It’s Her Turn: Christian Bale, Maggie Gyllenhaal, and Jessie Buckley Discuss Reanimating Frankenstein’s Bride
- Analise Bruno
- Feb 28
- 4 min read
By Analise Bruno
The story of “Frankenstein” has been told—and retold—for more than two centuries. From page to stage to screen, the creature has loomed large in our cultural imagination. Now, the focus shifts to the woman at its center: the Bride.
In “The Bride!,” arriving in theaters March 6, director Maggie Gyllenhaal gathers Christian Bale and Jessie Buckley for a reimagining that is as intimate as it is operatic. The film revisits the Gothic myth first penned by Mary Shelley and immortalized on screen in Bride of Frankenstein—but this time, it asks a question that has lingered unanswered for nearly a century: What about her?
Gyllenhaal, whose directorial debut, “The Lost Daughter,” earned widespread acclaim, traces the project’s origins back to an unlikely spark.
“Elsa Lanchester is in the movie as the Bride for like two minutes and she doesn’t speak one word, and yet she’s made this major impact on our culture,” Gyllenhaal says, referencing the actress’s indelible performance in the 1935 original directed by James Whale. “The way I got the idea to work on this project was from a huge tattoo this guy had of the Bride of Frankenstein on his forearm.”

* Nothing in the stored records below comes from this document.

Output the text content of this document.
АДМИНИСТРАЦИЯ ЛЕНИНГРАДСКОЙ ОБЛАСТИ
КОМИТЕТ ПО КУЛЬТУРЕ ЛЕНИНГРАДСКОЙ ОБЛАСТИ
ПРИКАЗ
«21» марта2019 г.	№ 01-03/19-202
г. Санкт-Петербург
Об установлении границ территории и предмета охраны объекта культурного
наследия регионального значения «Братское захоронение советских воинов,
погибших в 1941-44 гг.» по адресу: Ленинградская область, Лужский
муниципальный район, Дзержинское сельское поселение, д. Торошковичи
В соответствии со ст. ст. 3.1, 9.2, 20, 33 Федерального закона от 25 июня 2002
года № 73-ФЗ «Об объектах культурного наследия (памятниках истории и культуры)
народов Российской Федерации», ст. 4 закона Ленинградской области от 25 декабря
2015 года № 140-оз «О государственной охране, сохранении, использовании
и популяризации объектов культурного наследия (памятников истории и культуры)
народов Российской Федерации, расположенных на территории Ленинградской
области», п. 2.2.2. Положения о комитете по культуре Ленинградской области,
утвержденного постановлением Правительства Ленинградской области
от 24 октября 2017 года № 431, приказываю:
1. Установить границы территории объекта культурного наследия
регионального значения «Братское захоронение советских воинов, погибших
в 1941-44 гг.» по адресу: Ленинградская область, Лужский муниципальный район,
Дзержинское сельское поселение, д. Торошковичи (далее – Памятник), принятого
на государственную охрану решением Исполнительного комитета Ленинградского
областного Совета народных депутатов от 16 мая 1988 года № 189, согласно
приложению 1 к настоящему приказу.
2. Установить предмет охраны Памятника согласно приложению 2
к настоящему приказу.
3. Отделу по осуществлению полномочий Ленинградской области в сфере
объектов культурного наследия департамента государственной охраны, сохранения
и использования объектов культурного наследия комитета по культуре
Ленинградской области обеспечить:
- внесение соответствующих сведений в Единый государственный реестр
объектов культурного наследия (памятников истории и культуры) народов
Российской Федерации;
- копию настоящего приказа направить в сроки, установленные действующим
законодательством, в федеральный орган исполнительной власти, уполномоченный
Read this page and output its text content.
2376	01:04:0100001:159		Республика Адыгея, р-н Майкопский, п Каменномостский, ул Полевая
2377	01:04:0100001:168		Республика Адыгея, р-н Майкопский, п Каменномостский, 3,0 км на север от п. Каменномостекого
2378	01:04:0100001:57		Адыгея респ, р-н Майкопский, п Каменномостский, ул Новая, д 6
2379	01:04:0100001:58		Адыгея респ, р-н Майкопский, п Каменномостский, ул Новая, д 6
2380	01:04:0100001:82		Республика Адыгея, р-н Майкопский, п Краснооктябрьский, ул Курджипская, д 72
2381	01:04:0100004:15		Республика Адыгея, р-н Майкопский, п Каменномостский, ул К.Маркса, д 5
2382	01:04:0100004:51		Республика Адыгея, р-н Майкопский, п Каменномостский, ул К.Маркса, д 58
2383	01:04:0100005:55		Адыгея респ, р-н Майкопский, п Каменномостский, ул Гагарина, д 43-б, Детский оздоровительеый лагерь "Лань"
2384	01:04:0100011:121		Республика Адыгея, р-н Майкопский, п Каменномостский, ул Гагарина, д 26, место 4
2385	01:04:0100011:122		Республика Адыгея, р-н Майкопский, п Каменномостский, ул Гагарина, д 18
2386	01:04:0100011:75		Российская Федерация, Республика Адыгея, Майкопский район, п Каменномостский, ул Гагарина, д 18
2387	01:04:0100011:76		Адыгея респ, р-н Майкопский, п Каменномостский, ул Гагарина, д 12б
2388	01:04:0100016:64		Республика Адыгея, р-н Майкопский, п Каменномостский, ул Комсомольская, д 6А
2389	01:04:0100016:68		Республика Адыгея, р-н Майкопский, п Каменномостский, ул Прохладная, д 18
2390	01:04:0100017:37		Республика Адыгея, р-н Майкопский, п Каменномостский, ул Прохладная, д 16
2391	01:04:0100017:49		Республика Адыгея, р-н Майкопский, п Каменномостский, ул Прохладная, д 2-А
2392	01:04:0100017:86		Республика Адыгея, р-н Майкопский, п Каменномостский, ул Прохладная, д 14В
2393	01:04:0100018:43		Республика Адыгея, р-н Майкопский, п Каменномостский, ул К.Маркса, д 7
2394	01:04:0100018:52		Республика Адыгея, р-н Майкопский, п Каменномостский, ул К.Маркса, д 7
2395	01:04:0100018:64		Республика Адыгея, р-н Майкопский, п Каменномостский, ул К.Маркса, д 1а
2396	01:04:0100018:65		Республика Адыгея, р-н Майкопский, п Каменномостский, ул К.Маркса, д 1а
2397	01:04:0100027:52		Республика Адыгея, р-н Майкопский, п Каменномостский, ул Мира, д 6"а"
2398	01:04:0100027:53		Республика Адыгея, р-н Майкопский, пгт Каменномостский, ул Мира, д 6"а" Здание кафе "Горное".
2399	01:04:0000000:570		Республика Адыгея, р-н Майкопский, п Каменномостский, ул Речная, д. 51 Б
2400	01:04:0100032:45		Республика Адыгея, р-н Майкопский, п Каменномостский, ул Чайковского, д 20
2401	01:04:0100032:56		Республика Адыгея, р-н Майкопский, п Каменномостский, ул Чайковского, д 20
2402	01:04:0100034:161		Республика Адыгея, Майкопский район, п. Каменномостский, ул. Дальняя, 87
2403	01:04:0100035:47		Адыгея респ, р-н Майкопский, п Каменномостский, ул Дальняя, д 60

The image—lightning-streaked hair, bandaged elegance—has endured. The voice has not.
“She’s made a real impact, but she doesn’t speak,” Gyllenhaal continues. “It was an interesting jumping-off point, but it didn’t offer all that much to work with except for the blank space of where she could’ve been. But what about her? Our film asks that in a way the original film really doesn’t.”
For Gyllenhaal, that blank space wasn’t a limitation—it was an invitation.
While the film honors its Gothic roots, its emotional core feels strikingly modern. Gyllenhaal shared during the roundtable interview that she dedicates the project to her daughters—and to anyone who has felt miscast in their own life.
“This film is dedicated to my daughters who didn’t fit into the box that the world told them they were supposed to fit into. They just don’t. I don’t either,” she says. “This is a celebration of people who just do not, will not, cannot fit into their box.”
The Bride’s creation has long symbolized male ambition and control—she is made for someone else, awakened for someone else, defined before she ever draws breath. In this retelling, that premise is challenged.
“I hope there is some celebration in the fact that none of you guys fit into your boxes,” Gyllenhaal adds.
For Jessie Buckley, stepping into the role meant building an identity in real time.
“When she’s reinvigorated in James Whale’s film, she doesn’t say anything,” Buckley reflects. “She’s just brought back to life to be his bride without actually having any autonomy or choice in that.”
Buckley’s version of the character resists that silence.
“Well, what if we reinvigorate this woman to ask the questions? To speak the truth? To look for a love that can hold all of who she is as a woman?”
Her performance charts a psychological awakening—confusion, terror, desire, defiance—often within the span of a single scene. The Bride is not merely assembled; she is becoming. Her identity forms not as a gift bestowed, but as something wrestled into existence.
Similarly, Christian Bale’s Frankenstein’s creature undergoes a reclamation of his own.
In a surprising turn, Bale delivers one of his most physically expressive performances in years—at one point communicating through a fully choreographed sequence that borders on possession. It’s his most dance-forward role since Newsies, though he laughs off the comparison.
“I’m not a good dancer. This isn’t a musical,” Bale says. “But it’s one hell of a scene. It’s kind of a possession.”
The movement becomes language—a body struggling to articulate what words cannot.
“This shouldn’t be a monster,” Bale insists. “This should be a man who has been treated like a monster for so long that he kind of has to regain his humanity.”
For Bale, the role demanded complete immersion. “The joy of doing what I do is getting to go and be completely immersed in doing things that would perhaps, in everyday life, be considered too far,” he says. “You get to do that. You get to be a little insane. Which I think we all love—being a bit insane and getting paid for it.”
The intensity manifests in extremes: scenes where he says nothing at all, and others where he does almost too much. The creature’s tragedy lies in that imbalance—his desperate reach for connection, and the world’s reflex to recoil.
What emerges from Gyllenhaal’s adaptation is not simply a horror story, but a meditation on autonomy, otherness, and the aching human need to be seen. The Bride and the creature are no longer symbols orbiting a scientist’s ambition; they are two beings negotiating identity, desire, and the possibility of love.
In reanimating a character who once had no voice, “The Bride!” does more than update a classic. It reclaims it. The lightning still strikes. The laboratory still hums. But this time, when she opens her eyes, she speaks.